Model of Ptolemy

Ptolemy's geometric model of the motion of the center of an epicycle around a deferent can also be used to describe a heliocentric planetary orbit. The model is illustrated in Fig. 19. The orbit of the planet corresponds to the circle $\Pi P D A$ (only half of which is shown), where $\Pi$ is the perihelion point, $P$ the planet's instantaneous position, and $A$ the aphelion point. The diameter $\Pi S C Q A$ is the effective major axis of the orbit, where $C$ is the geometric center of circle $\Pi P D A$, $S$ the fixed position of the sun, and $Q$ the location of the so-called equant. The radius $CP$ of circle $\Pi P D A$ is the effective major radius, $a$, of the orbit. The distances $SC$ and $CQ$ are both equal to $e\,a$, where $e$ is the orbit's effective eccentricity. The angle $PQ\Pi$ is identified with the mean anomaly, $M$, and increases linearly in time. In other words, as seen from $Q$, the planet $P$ moves uniformly around circle $\Pi P D A$ in a counterclockwise direction. Finally, $SP$ is the radial distance, $r$, of the planet from the sun, and angle $P S \Pi$ is the planet's true anomaly, $T$.

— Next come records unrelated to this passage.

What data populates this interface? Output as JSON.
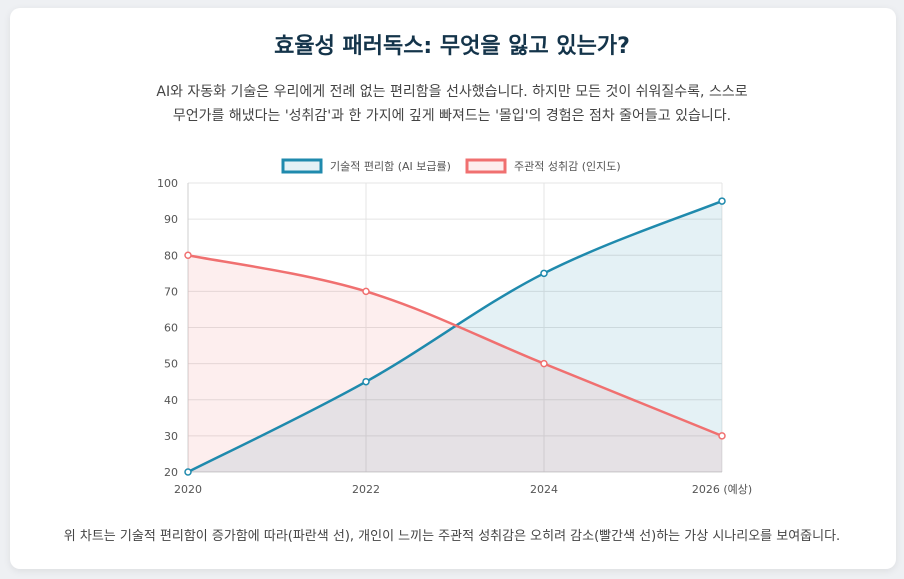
{
  "page": {
    "title": "효율성 패러독스: 무엇을 잃고 있는가?",
    "subtitle_line1": "AI와 자동화 기술은 우리에게 전례 없는 편리함을 선사했습니다. 하지만 모든 것이 쉬워질수록, 스스로",
    "subtitle_line2": "무언가를 해냈다는 '성취감'과 한 가지에 깊게 빠져드는 '몰입'의 경험은 점차 줄어들고 있습니다.",
    "footer": "위 차트는 기술적 편리함이 증가함에 따라(파란색 선), 개인이 느끼는 주관적 성취감은 오히려 감소(빨간색 선)하는 가상 시나리오를 보여줍니다."
  },
  "chart_data": {
    "type": "line",
    "x": [
      "2020",
      "2022",
      "2024",
      "2026 (예상)"
    ],
    "ylim": [
      20,
      100
    ],
    "yticks": [
      "20",
      "30",
      "40",
      "50",
      "60",
      "70",
      "80",
      "90",
      "100"
    ],
    "legend_position": "top-center",
    "series": [
      {
        "name": "기술적 편리함 (AI 보급률)",
        "values": [
          20,
          45,
          75,
          95
        ],
        "color": "#1f8aad",
        "fill": "rgba(31,138,173,0.12)"
      },
      {
        "name": "주관적 성취감 (인지도)",
        "values": [
          80,
          70,
          50,
          30
        ],
        "color": "#f07070",
        "fill": "rgba(240,112,112,0.12)"
      }
    ]
  }
}
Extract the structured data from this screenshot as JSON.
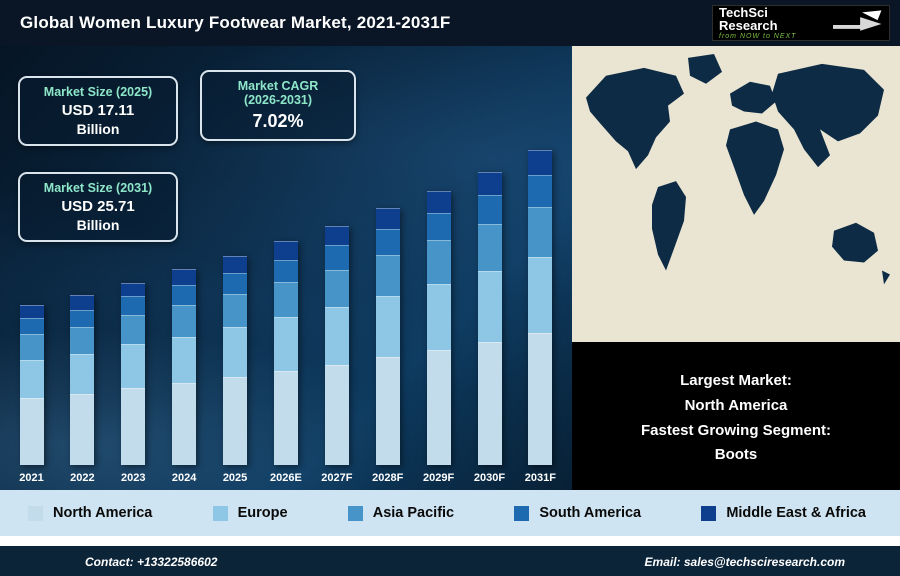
{
  "header": {
    "title": "Global Women Luxury Footwear Market, 2021-2031F",
    "logo_brand": "TechSci Research",
    "logo_tagline": "from NOW to NEXT"
  },
  "stats": {
    "size_2025": {
      "label": "Market Size (2025)",
      "value": "USD 17.11",
      "unit": "Billion"
    },
    "cagr": {
      "label": "Market CAGR",
      "sublabel": "(2026-2031)",
      "value": "7.02%"
    },
    "size_2031": {
      "label": "Market Size (2031)",
      "value": "USD 25.71",
      "unit": "Billion"
    }
  },
  "chart_data": {
    "type": "bar",
    "stacked": true,
    "title": "Global Women Luxury Footwear Market, 2021-2031F",
    "unit": "USD Billion",
    "categories": [
      "2021",
      "2022",
      "2023",
      "2024",
      "2025",
      "2026E",
      "2027F",
      "2028F",
      "2029F",
      "2030F",
      "2031F"
    ],
    "series": [
      {
        "name": "North America",
        "color": "#c3dcec",
        "values": [
          5.5,
          5.8,
          6.3,
          6.7,
          7.2,
          7.7,
          8.2,
          8.8,
          9.4,
          10.1,
          10.8
        ]
      },
      {
        "name": "Europe",
        "color": "#8ec6e6",
        "values": [
          3.1,
          3.3,
          3.6,
          3.8,
          4.1,
          4.4,
          4.7,
          5.0,
          5.4,
          5.8,
          6.2
        ]
      },
      {
        "name": "Asia Pacific",
        "color": "#4794c8",
        "values": [
          2.1,
          2.2,
          2.4,
          2.6,
          2.7,
          2.9,
          3.1,
          3.4,
          3.6,
          3.8,
          4.1
        ]
      },
      {
        "name": "South America",
        "color": "#1e6ab0",
        "values": [
          1.3,
          1.4,
          1.5,
          1.6,
          1.7,
          1.8,
          2.0,
          2.1,
          2.2,
          2.4,
          2.6
        ]
      },
      {
        "name": "Middle East & Africa",
        "color": "#0e3e8e",
        "values": [
          1.1,
          1.2,
          1.1,
          1.3,
          1.4,
          1.5,
          1.6,
          1.7,
          1.8,
          1.9,
          2.1
        ]
      }
    ],
    "totals_note": {
      "2025": 17.11,
      "2031": 25.71,
      "cagr_2026_2031_pct": 7.02
    },
    "ylim": [
      0,
      27
    ],
    "grid": false,
    "legend_position": "bottom"
  },
  "map_panel": {
    "lines": [
      "Largest Market:",
      "North America",
      "Fastest Growing Segment:",
      "Boots"
    ]
  },
  "footer": {
    "contact": "Contact: +13322586602",
    "email": "Email: sales@techsciresearch.com"
  }
}
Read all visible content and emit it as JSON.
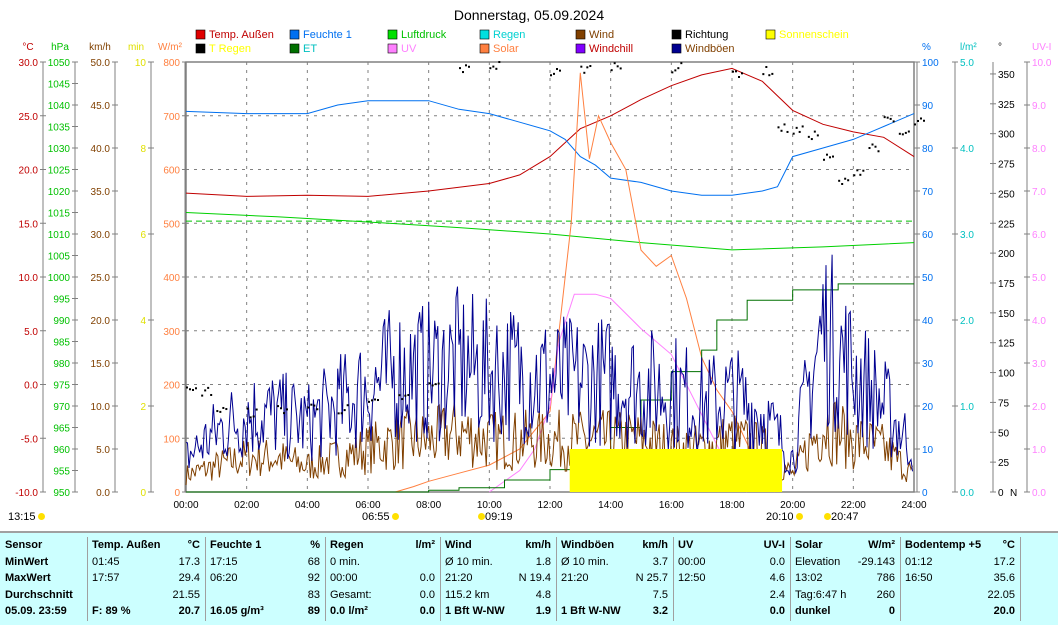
{
  "title": "Donnerstag, 05.09.2024",
  "legend": [
    {
      "label": "Temp. Außen",
      "color": "#e00000",
      "text": "#c00000"
    },
    {
      "label": "T Regen",
      "color": "#000000",
      "text": "#ffff00"
    },
    {
      "label": "Feuchte 1",
      "color": "#0070f0",
      "text": "#0070f0"
    },
    {
      "label": "ET",
      "color": "#007000",
      "text": "#00c0c0"
    },
    {
      "label": "Luftdruck",
      "color": "#00e000",
      "text": "#00c000"
    },
    {
      "label": "UV",
      "color": "#ff80ff",
      "text": "#ff80ff"
    },
    {
      "label": "Regen",
      "color": "#00e0e0",
      "text": "#00d0d0"
    },
    {
      "label": "Solar",
      "color": "#ff8040",
      "text": "#ff8040"
    },
    {
      "label": "Wind",
      "color": "#804000",
      "text": "#804000"
    },
    {
      "label": "Windchill",
      "color": "#8000ff",
      "text": "#c00000"
    },
    {
      "label": "Richtung",
      "color": "#000000",
      "text": "#000000"
    },
    {
      "label": "Windböen",
      "color": "#000090",
      "text": "#804000"
    },
    {
      "label": "Sonnenschein",
      "color": "#ffff00",
      "text": "#ffff00"
    }
  ],
  "axes_left": [
    {
      "unit": "°C",
      "color": "#c00000",
      "min": -10,
      "max": 30,
      "ticks": [
        "30.0",
        "25.0",
        "20.0",
        "15.0",
        "10.0",
        "5.0",
        "0.0",
        "-5.0",
        "-10.0"
      ]
    },
    {
      "unit": "hPa",
      "color": "#00c000",
      "min": 950,
      "max": 1050,
      "ticks": [
        "1050",
        "1045",
        "1040",
        "1035",
        "1030",
        "1025",
        "1020",
        "1015",
        "1010",
        "1005",
        "1000",
        "995",
        "990",
        "985",
        "980",
        "975",
        "970",
        "965",
        "960",
        "955",
        "950"
      ]
    },
    {
      "unit": "km/h",
      "color": "#804000",
      "min": 0,
      "max": 50,
      "ticks": [
        "50.0",
        "45.0",
        "40.0",
        "35.0",
        "30.0",
        "25.0",
        "20.0",
        "15.0",
        "10.0",
        "5.0",
        "0.0"
      ]
    },
    {
      "unit": "min",
      "color": "#e0e000",
      "min": 0,
      "max": 10,
      "ticks": [
        "10",
        "8",
        "6",
        "4",
        "2",
        "0"
      ]
    },
    {
      "unit": "W/m²",
      "color": "#ff8040",
      "min": 0,
      "max": 800,
      "ticks": [
        "800",
        "700",
        "600",
        "500",
        "400",
        "300",
        "200",
        "100",
        "0"
      ]
    }
  ],
  "axes_right": [
    {
      "unit": "%",
      "color": "#0070f0",
      "min": 0,
      "max": 100,
      "ticks": [
        "100",
        "90",
        "80",
        "70",
        "60",
        "50",
        "40",
        "30",
        "20",
        "10",
        "0"
      ]
    },
    {
      "unit": "l/m²",
      "color": "#00c0c0",
      "min": 0,
      "max": 5,
      "ticks": [
        "5.0",
        "4.0",
        "3.0",
        "2.0",
        "1.0",
        "0.0"
      ]
    },
    {
      "unit": "°",
      "color": "#000000",
      "min": 0,
      "max": 360,
      "ticks": [
        "350",
        "325",
        "300",
        "275",
        "250",
        "225",
        "200",
        "175",
        "150",
        "125",
        "100",
        "75",
        "50",
        "25",
        "0"
      ],
      "bottom": "N"
    },
    {
      "unit": "UV-I",
      "color": "#ff80ff",
      "min": 0,
      "max": 10,
      "ticks": [
        "10.0",
        "9.0",
        "8.0",
        "7.0",
        "6.0",
        "5.0",
        "4.0",
        "3.0",
        "2.0",
        "1.0",
        "0.0"
      ]
    }
  ],
  "markers": [
    {
      "time": "13:15",
      "icon": "sun-icon"
    },
    {
      "time": "06:55",
      "icon": "sunrise-icon"
    },
    {
      "time": "09:19",
      "icon": "moonrise-icon"
    },
    {
      "time": "20:10",
      "icon": "sunset-icon"
    },
    {
      "time": "20:47",
      "icon": "moonset-icon"
    }
  ],
  "chart_data": {
    "type": "line",
    "title": "Donnerstag, 05.09.2024",
    "x_ticks": [
      "00:00",
      "02:00",
      "04:00",
      "06:00",
      "08:00",
      "10:00",
      "12:00",
      "14:00",
      "16:00",
      "18:00",
      "20:00",
      "22:00",
      "24:00"
    ],
    "xlim": [
      0,
      24
    ],
    "grid": true,
    "legend_placement": "top",
    "series": [
      {
        "name": "Temp. Außen",
        "axis": "°C",
        "color": "#c00000",
        "x": [
          0,
          2,
          4,
          6,
          8,
          10,
          11,
          12,
          13,
          14,
          15,
          16,
          17,
          18,
          19,
          20,
          21,
          22,
          23,
          24
        ],
        "y": [
          17.8,
          17.5,
          17.6,
          17.5,
          18.0,
          18.7,
          19.5,
          21.2,
          23.8,
          25.0,
          26.5,
          27.8,
          28.8,
          29.4,
          28.2,
          25.5,
          24.2,
          23.5,
          23.0,
          21.2
        ]
      },
      {
        "name": "Feuchte 1",
        "axis": "%",
        "color": "#0070f0",
        "x": [
          0,
          2,
          4,
          5,
          6,
          8,
          9,
          10,
          11,
          12,
          12.5,
          13,
          13.5,
          14,
          15,
          16,
          17,
          18,
          19,
          19.5,
          20,
          21,
          22,
          23,
          24
        ],
        "y": [
          88.5,
          88,
          88,
          90,
          91,
          91,
          89,
          88,
          86,
          84,
          82,
          78,
          76,
          73,
          72,
          70,
          69,
          69,
          70,
          71,
          78,
          80,
          82,
          85,
          88
        ]
      },
      {
        "name": "Luftdruck",
        "axis": "hPa",
        "color": "#00d000",
        "x": [
          0,
          3,
          6,
          9,
          12,
          15,
          18,
          21,
          24
        ],
        "y": [
          1015,
          1014,
          1012.8,
          1011.5,
          1010,
          1008,
          1006.3,
          1007,
          1008
        ]
      },
      {
        "name": "Solar",
        "axis": "W/m²",
        "color": "#ff8040",
        "x": [
          6.9,
          7.5,
          8,
          9,
          10,
          11,
          12,
          12.3,
          12.7,
          13,
          13.3,
          13.6,
          14,
          14.5,
          15,
          15.5,
          16,
          16.5,
          17,
          17.5,
          18,
          18.5,
          19,
          19.4
        ],
        "y": [
          0,
          10,
          20,
          35,
          50,
          80,
          150,
          300,
          500,
          780,
          620,
          700,
          650,
          600,
          450,
          420,
          440,
          360,
          250,
          190,
          150,
          90,
          20,
          0
        ]
      },
      {
        "name": "UV",
        "axis": "UV-I",
        "color": "#ff80ff",
        "x": [
          10,
          11,
          11.5,
          12,
          12.3,
          12.8,
          13.5,
          14,
          15,
          16,
          17,
          18,
          18.5
        ],
        "y": [
          0,
          0.5,
          1,
          2,
          3.5,
          4.6,
          4.6,
          4.5,
          3.8,
          3.2,
          1.8,
          0.4,
          0
        ]
      },
      {
        "name": "ET",
        "axis": "l/m²",
        "color": "#007000",
        "step": true,
        "x": [
          0,
          8,
          9,
          10.5,
          12,
          13,
          14,
          15,
          16,
          17,
          17.5,
          18.5,
          20,
          21.5,
          24
        ],
        "y": [
          0,
          0.02,
          0.05,
          0.14,
          0.26,
          0.49,
          0.75,
          1.07,
          1.4,
          1.65,
          2.0,
          2.23,
          2.35,
          2.42,
          2.42
        ]
      },
      {
        "name": "Wind",
        "axis": "km/h",
        "color": "#804000",
        "x": [
          0,
          1,
          2,
          3,
          4,
          5,
          6,
          7,
          8,
          9,
          10,
          11,
          12,
          13,
          14,
          15,
          16,
          17,
          18,
          19,
          20,
          21,
          22,
          23,
          24
        ],
        "y": [
          2,
          3,
          4,
          4,
          3,
          4,
          5,
          6,
          6,
          7,
          6,
          6,
          6,
          6,
          6,
          6,
          5,
          5,
          6,
          5,
          2,
          8,
          6,
          5,
          2
        ]
      },
      {
        "name": "Windböen",
        "axis": "km/h",
        "color": "#000090",
        "x": [
          0,
          1,
          2,
          3,
          4,
          5,
          6,
          7,
          8,
          9,
          10,
          11,
          12,
          13,
          14,
          15,
          16,
          17,
          18,
          19,
          20,
          21,
          22,
          23,
          24
        ],
        "y": [
          4,
          7,
          9,
          9,
          8,
          10,
          12,
          14,
          14,
          15,
          14,
          14,
          13,
          13,
          13,
          12,
          12,
          10,
          11,
          9,
          4,
          19,
          14,
          10,
          5
        ]
      },
      {
        "name": "Richtung",
        "axis": "°",
        "color": "#000000",
        "points": [
          [
            0,
            85
          ],
          [
            0.5,
            85
          ],
          [
            1,
            69
          ],
          [
            2,
            67
          ],
          [
            3,
            70
          ],
          [
            4,
            72
          ],
          [
            5,
            70
          ],
          [
            6,
            75
          ],
          [
            7,
            80
          ],
          [
            8,
            90
          ],
          [
            9,
            355
          ],
          [
            10,
            358
          ],
          [
            12,
            352
          ],
          [
            13,
            355
          ],
          [
            14,
            358
          ],
          [
            16,
            356
          ],
          [
            18,
            352
          ],
          [
            19,
            353
          ],
          [
            19.5,
            305
          ],
          [
            20,
            303
          ],
          [
            20.5,
            300
          ],
          [
            21,
            280
          ],
          [
            21.5,
            260
          ],
          [
            22,
            270
          ],
          [
            22.5,
            290
          ],
          [
            23,
            311
          ],
          [
            23.5,
            300
          ],
          [
            24,
            310
          ]
        ]
      },
      {
        "name": "Sonnenschein",
        "axis": "min",
        "color": "#ffff00",
        "bar_from": 12.65,
        "bar_to": 19.65,
        "value": 1
      }
    ]
  },
  "table": [
    {
      "header": [
        "Sensor",
        ""
      ],
      "rows": [
        [
          "MinWert",
          ""
        ],
        [
          "MaxWert",
          ""
        ],
        [
          "Durchschnitt",
          ""
        ],
        [
          "05.09. 23:59",
          ""
        ]
      ],
      "bold_labels": true
    },
    {
      "header": [
        "Temp. Außen",
        "°C"
      ],
      "rows": [
        [
          "01:45",
          "17.3"
        ],
        [
          "17:57",
          "29.4"
        ],
        [
          "",
          "21.55"
        ],
        [
          "F: 89 %",
          "20.7"
        ]
      ]
    },
    {
      "header": [
        "Feuchte 1",
        "%"
      ],
      "rows": [
        [
          "17:15",
          "68"
        ],
        [
          "06:20",
          "92"
        ],
        [
          "",
          "83"
        ],
        [
          "16.05 g/m³",
          "89"
        ]
      ]
    },
    {
      "header": [
        "Regen",
        "l/m²"
      ],
      "rows": [
        [
          "0 min.",
          ""
        ],
        [
          "00:00",
          "0.0"
        ],
        [
          "Gesamt:",
          "0.0"
        ],
        [
          "0.0 l/m²",
          "0.0"
        ]
      ]
    },
    {
      "header": [
        "Wind",
        "km/h"
      ],
      "rows": [
        [
          "Ø 10 min.",
          "1.8"
        ],
        [
          "21:20",
          "N 19.4"
        ],
        [
          "115.2 km",
          "4.8"
        ],
        [
          "1 Bft W-NW",
          "1.9"
        ]
      ]
    },
    {
      "header": [
        "Windböen",
        "km/h"
      ],
      "rows": [
        [
          "Ø 10 min.",
          "3.7"
        ],
        [
          "21:20",
          "N 25.7"
        ],
        [
          "",
          "7.5"
        ],
        [
          "1 Bft W-NW",
          "3.2"
        ]
      ]
    },
    {
      "header": [
        "UV",
        "UV-I"
      ],
      "rows": [
        [
          "00:00",
          "0.0"
        ],
        [
          "12:50",
          "4.6"
        ],
        [
          "",
          "2.4"
        ],
        [
          "",
          "0.0"
        ]
      ]
    },
    {
      "header": [
        "Solar",
        "W/m²"
      ],
      "rows": [
        [
          "Elevation",
          "-29.143"
        ],
        [
          "13:02",
          "786"
        ],
        [
          "Tag:6:47 h",
          "260"
        ],
        [
          "dunkel",
          "0"
        ]
      ]
    },
    {
      "header": [
        "Bodentemp +5",
        "°C"
      ],
      "rows": [
        [
          "01:12",
          "17.2"
        ],
        [
          "16:50",
          "35.6"
        ],
        [
          "",
          "22.05"
        ],
        [
          "",
          "20.0"
        ]
      ]
    }
  ]
}
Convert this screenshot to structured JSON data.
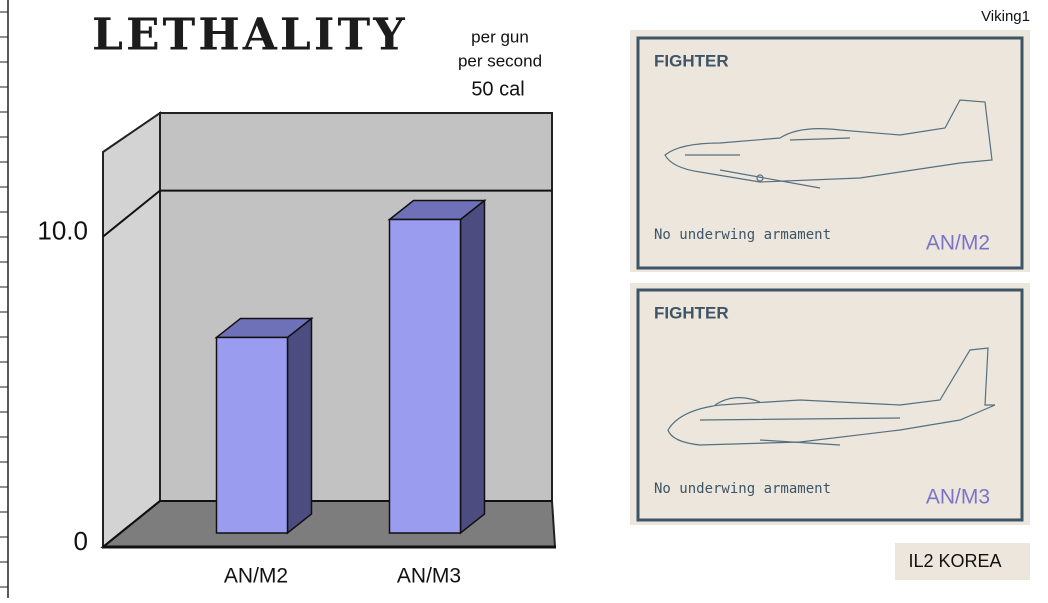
{
  "chart_data": {
    "type": "bar",
    "title": "LETHALITY",
    "annotations": [
      "per gun",
      "per second",
      "50 cal"
    ],
    "categories": [
      "AN/M2",
      "AN/M3"
    ],
    "values": [
      6.3,
      10.1
    ],
    "color": "#9a9cf0",
    "ylim": [
      0,
      12.5
    ],
    "yticks": [
      0,
      {
        "value": 10,
        "label": "10.0"
      }
    ],
    "grid": true
  },
  "header": {
    "author": "Viking1"
  },
  "cards": [
    {
      "label": "FIGHTER",
      "note": "No underwing armament",
      "weapon": "AN/M2"
    },
    {
      "label": "FIGHTER",
      "note": "No underwing armament",
      "weapon": "AN/M3"
    }
  ],
  "footer": {
    "game": "IL2 KOREA"
  }
}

Figure 19: A Ptolemaic orbit.

Let us draw the straight-line $KSL$ parallel to $QP$, and passing through point $S$, and then complete the rectangle $PQKL$. Simple geometry reveals that $QK = PL = 2\,e\,a\,\sin M$, $KS=2\,e\,a\,\cos M$, and $SL = \rho-2\,e\,a\,\cos M$, where $\rho=QP$. The cosine rule applied to triangle $CQP$ yields $CP^2 = CQ^2+QP^2-2\,CQ\,QP\,\cos M$, or $\rho^2-2\,e\,a\,\cos M\,\rho -a^2\,(1-e^2)=0$, which can be solved to give $\rho/a = e\,\cos M +(1-e^2\,\sin^2 M)^{1/2}$. Moreover, $SP^2 = SL^2+ PL^2$, which implies that

$$\frac{r}{a} = [1-2\,e\,\cos M\,(1-e^2\,\sin^2 M)^{1/2}+e^2+2\,e^2\,\sin^2 M]^{1/2}.$$ (87)

Now, $T = M + q$, where $q$ is angle $PSL$. However,

$$\sin q = \frac{PL}{SP} = \frac{2\,e\,\sin M}{[1-2\,e\,\cos M\,(1-e^2\,\sin^2 M)^{1/2}+e^2+2\,e^2\,\sin^2 M]^{1/2}}.$$ (88)

Finally, expanding the previous two equations to second-order in the small parameter $e$, we obtain

$$\frac{r}{a} = 1 -e\,\cos M + (3/2)\,e^2\,\sin^2 M,$$ (89)

$$T = M + 2\,e\,\sin M + e^2\,\sin 2M.$$ (90)

It can be seen, by comparison with Eqs. (81)-(82) and (85)-(86), that Ptolemy's geometric model of a heliocentric planetary orbit is significantly more accurate than Hipparchus' model, since the relative radial distance, $r/a$, and the true anomaly, $T$, in the former model both only deviate from those in the (correct) Keplerian model to second-order in $e$.